Make Your Own Traditions
Traditions are an important part of the holidays. They remind us of our cultural heritage, family history, and the true meaning of the season. Children are particularly fond of traditions because they emphasize a feeling of fun and belonging.
While commercial Christmas traditions such as Elf on a Shelf have become quite popular these days, there are plenty of other ones that don’t involve an inanimate object spying on your children. Here a few fun ideas for new Christmas traditions to start this year with your family.
1. Advent Calendar
A tradition started among western Europeans in the 19th Century, the advent calendar is a fun way to count down to Christmas. Usually made of paper with little flaps cut into them, each day in December has a little door that opens up to reveal a Christmas scene and sometimes a piece of chocolate.
Kids will love the anticipation of finding out what’s behind that day’s door. While you can surely buy an advent calendar online or in stores, you can also make your own using any material and creating pockets or flaps for each day.

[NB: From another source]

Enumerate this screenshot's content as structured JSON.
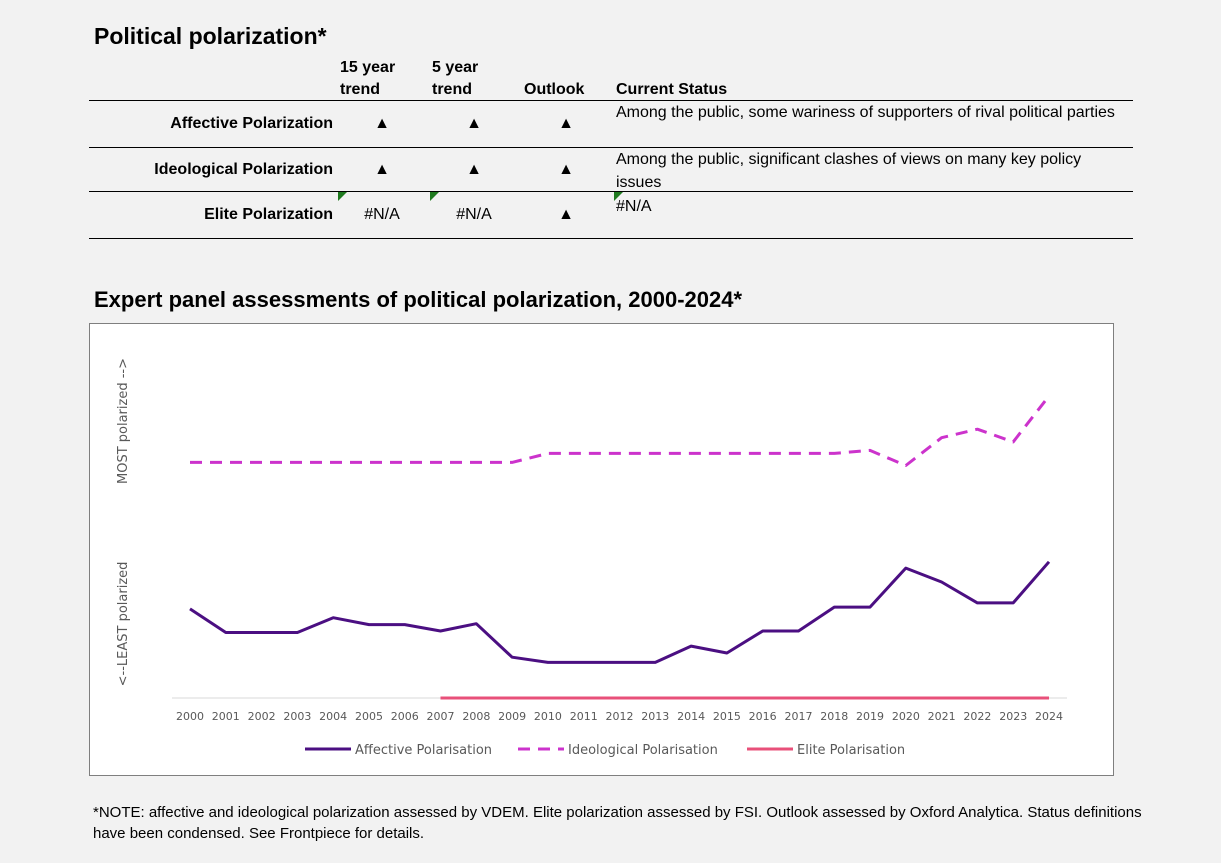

2. Make Christmas Decorations
Sure there are tons of beautiful ornaments and garlands out there to decorate with, but they don’t hold any real meaning. This year, why not make some of your own Christmas decorations to put on the tree and decorate the house with?
The kids can use clay to shape candy canes, wreaths, stockings and other Christmas symbols for ornaments. They can combine paper links to create garlands and string popcorn or fruit loops to hang on the tree.
You can also help them make paper snowflakes to put in the windows and hang from the ceilings around the house.
3. 12 Days of Giving
The holidays are a time for reflection and gratitude in addition to celebrating with family and observing religious traditions. Kids especially should be reminded of this fact so they don’t only associate Christmas with receiving presents.
Try starting a 12 days of giving tradition leading up to Christmas Eve this year. You can all volunteer at a local soup kitchen, make care packages for the military, volunteer for your favorite charity, or just bake cookies for your child’s favorite teacher at school.
Whatever giving means to you and your family, do it because you want to help not out of a sense of obligation.